Simultaneously, Tempest and Seth both ran. Too late. Miranda’s trudging gait shifted into a brief flurry of explosive action as her hand left the gory wound on her arm and both sets of fingers clawed into Mark, followed swiftly and brutally by a gaping mouth that sank teeth into the side of his face.

Mark’s horrified screams of realisation and finality rang out in a duet with Seth’s horror stricken howl of total desolation before Tempest brought the lethal blades of his Moons around in arcs that came from each side, severing the heads of both the doomed almost simultaneously.
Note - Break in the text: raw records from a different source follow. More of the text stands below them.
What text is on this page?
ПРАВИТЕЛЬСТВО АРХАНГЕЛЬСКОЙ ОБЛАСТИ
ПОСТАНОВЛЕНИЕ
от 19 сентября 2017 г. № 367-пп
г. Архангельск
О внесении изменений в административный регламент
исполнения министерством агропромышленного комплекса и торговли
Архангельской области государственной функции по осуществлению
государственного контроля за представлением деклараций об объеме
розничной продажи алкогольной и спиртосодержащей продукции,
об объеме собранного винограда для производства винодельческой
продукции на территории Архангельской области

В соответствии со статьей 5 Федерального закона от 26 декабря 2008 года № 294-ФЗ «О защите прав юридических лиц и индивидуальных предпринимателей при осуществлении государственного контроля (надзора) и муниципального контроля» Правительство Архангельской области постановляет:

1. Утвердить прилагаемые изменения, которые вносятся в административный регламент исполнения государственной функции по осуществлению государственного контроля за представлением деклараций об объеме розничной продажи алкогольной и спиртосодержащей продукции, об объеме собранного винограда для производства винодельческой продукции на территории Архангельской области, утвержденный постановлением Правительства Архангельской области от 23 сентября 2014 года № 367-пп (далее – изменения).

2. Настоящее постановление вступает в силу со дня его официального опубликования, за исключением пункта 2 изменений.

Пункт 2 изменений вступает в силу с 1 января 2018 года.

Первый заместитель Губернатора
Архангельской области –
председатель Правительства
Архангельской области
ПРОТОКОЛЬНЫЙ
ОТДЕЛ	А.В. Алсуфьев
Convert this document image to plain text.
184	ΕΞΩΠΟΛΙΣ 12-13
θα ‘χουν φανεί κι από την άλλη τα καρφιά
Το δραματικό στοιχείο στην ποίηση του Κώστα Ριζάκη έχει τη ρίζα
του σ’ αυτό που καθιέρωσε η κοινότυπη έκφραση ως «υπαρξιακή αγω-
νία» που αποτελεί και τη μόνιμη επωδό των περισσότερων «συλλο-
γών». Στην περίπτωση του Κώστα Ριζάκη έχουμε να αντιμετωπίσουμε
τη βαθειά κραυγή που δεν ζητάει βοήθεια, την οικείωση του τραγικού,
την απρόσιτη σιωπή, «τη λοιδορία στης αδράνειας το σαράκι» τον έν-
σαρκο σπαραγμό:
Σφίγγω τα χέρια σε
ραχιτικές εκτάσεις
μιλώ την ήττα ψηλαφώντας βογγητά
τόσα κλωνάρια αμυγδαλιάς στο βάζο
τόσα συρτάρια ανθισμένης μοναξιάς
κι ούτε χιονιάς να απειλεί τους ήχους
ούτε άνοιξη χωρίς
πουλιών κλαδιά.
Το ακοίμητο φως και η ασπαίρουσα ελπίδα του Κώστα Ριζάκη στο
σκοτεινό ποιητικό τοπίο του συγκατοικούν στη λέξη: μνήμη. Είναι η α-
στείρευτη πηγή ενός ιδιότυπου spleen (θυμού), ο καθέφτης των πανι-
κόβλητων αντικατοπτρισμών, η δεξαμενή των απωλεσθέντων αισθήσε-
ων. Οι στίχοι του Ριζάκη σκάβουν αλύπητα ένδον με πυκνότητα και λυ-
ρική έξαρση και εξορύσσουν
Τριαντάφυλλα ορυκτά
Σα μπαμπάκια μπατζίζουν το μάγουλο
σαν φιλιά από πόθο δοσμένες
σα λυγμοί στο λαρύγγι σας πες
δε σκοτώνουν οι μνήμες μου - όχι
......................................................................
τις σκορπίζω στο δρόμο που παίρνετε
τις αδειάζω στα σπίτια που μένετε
Seth didn’t want to watch as the bodies of the decapitated lovers collapsed together, entangled in a hideous embrace of death, but he was paralysed, hypnotised in morbid fascination. From beyond the grave Undead Fleshcrave had one final cruel laugh, one final terrible fatal throw of the dice, and with his ears full of his own screams, Seth saw the two detached heads bounce away in different directions, one with the blank cold stare of the undead, the other trapped eternally in a horrible acknowledgement of their demise.

 

***

 

Some vehicles might have found it a difficult proposition getting out of the zombie choked streets of Blackwater Park, but not the Subversion truck. Driven with furious dedication and desire to see the tiny collective of survivors leave this behind without dropping another body, Black powered through undead obstacles like a harvester tearing through corn, and those members riding in the tray hacked with blades at any ghoulish limbs striving to reach as the vehicle, utilised like a battering ram, bashed them all free of the threat, free of the city, and back out onto the endless black ribbon of the highway.

They all knew any space put between them and the inevitable march and pandemic spread of the undead was but a temporary thing.

Black stated it best when at last they were ensconced in the Truck, answering a question from Renee.

“Is that it? Is it over?”

“No. Not at all. This is just the beginning. This is the start of Global Death’s new world. Welcome to Hell.”